1978 poetry collection by Richard Brautigan

June 30th, June 30th is a poetry collection published in 1978 by American writer Richard Brautigan. It was his eighth book of poetry and the last released in his lifetime. It contains 77 poems that Brautigan wrote in 1976 during his seven-week stay in Japan, presented in a diary-like format. The title is the date he planned to leave the country.

In the introduction, Brautigan explains his complicated relationship with Japan. He was initially interested because of his uncle, who died as a result of Japanese bombing of Midway in World War II. In the years following the war, the anger he carried faded and he began to learn about and appreciate Japanese art and culture, which helped him to better understand the war, and led him to feel compelled to visit.

==Analysis==
The book is an example of haibun, a Japanese literary form in which a group of poems form a larger narrative. Caroline Bokinsky notes that here, unlike others in Brautigan's oeuvre, he is a "confessional poet, lost and alone in a strange land, unable to communicate."

Many reviewers commented on a pervasive feeling of loneliness running throughout the text.

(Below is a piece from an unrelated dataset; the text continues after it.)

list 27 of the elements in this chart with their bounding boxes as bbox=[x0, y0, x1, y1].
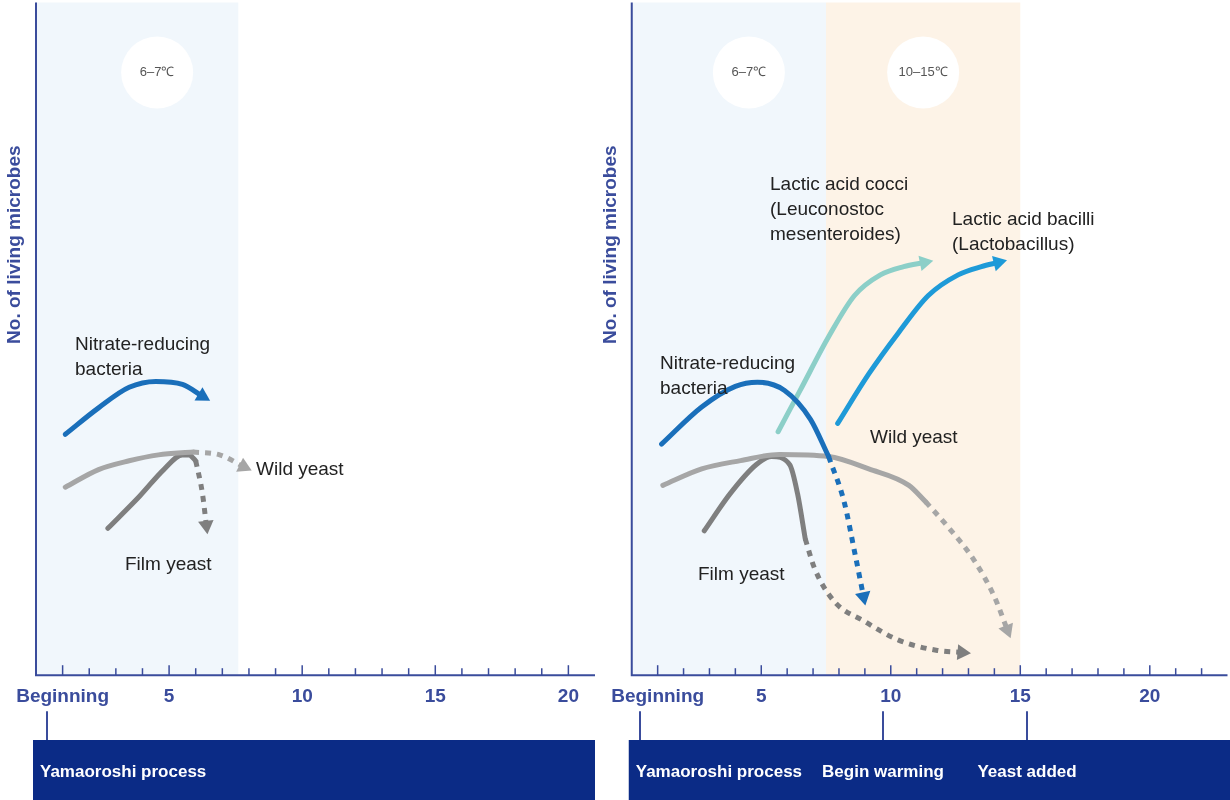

Kirkus Reviews described Brautigan's apparent mood while writing as "lonely, moony, lost, self-sorry, in love", and Dennis Petticoffer said the work as a whole "portrays a mood of alienation and loneliness." Choice also commented that the author seemed lonely, "not surprisingly, since Brautigan knows no Japanese", and its "advance nostalgia contributed by the fact of a known departure date".

==Reception==
June 30th, June 30th received mixed to negative reviews. Brautigan acknowledges in the introduction that the "quality of [the poems] is uneven but I have printed them all anyway because they are a diary expressing my feelings and emotions in Japan and the quality of life is often uneven." The Kirkus reviewer called some poems "dreadful" but "every once in a while a testament to the variety and flexibility of poetry that's very refreshing." Choice called it "in summary, an often good book" that would benefit from editing. Carrie Knowles of The Booklist found it to be "a case of terminal poetic pretentiousness" in which Brautigan's introspection causes him to do Japan a disservice, whereas Arian Schuster found Japan to serve only as a metaphor for alienation. Publishers Weekly said the "haphazard" book will cause fans to "wince and wonder at this decline in Brautigan's talent".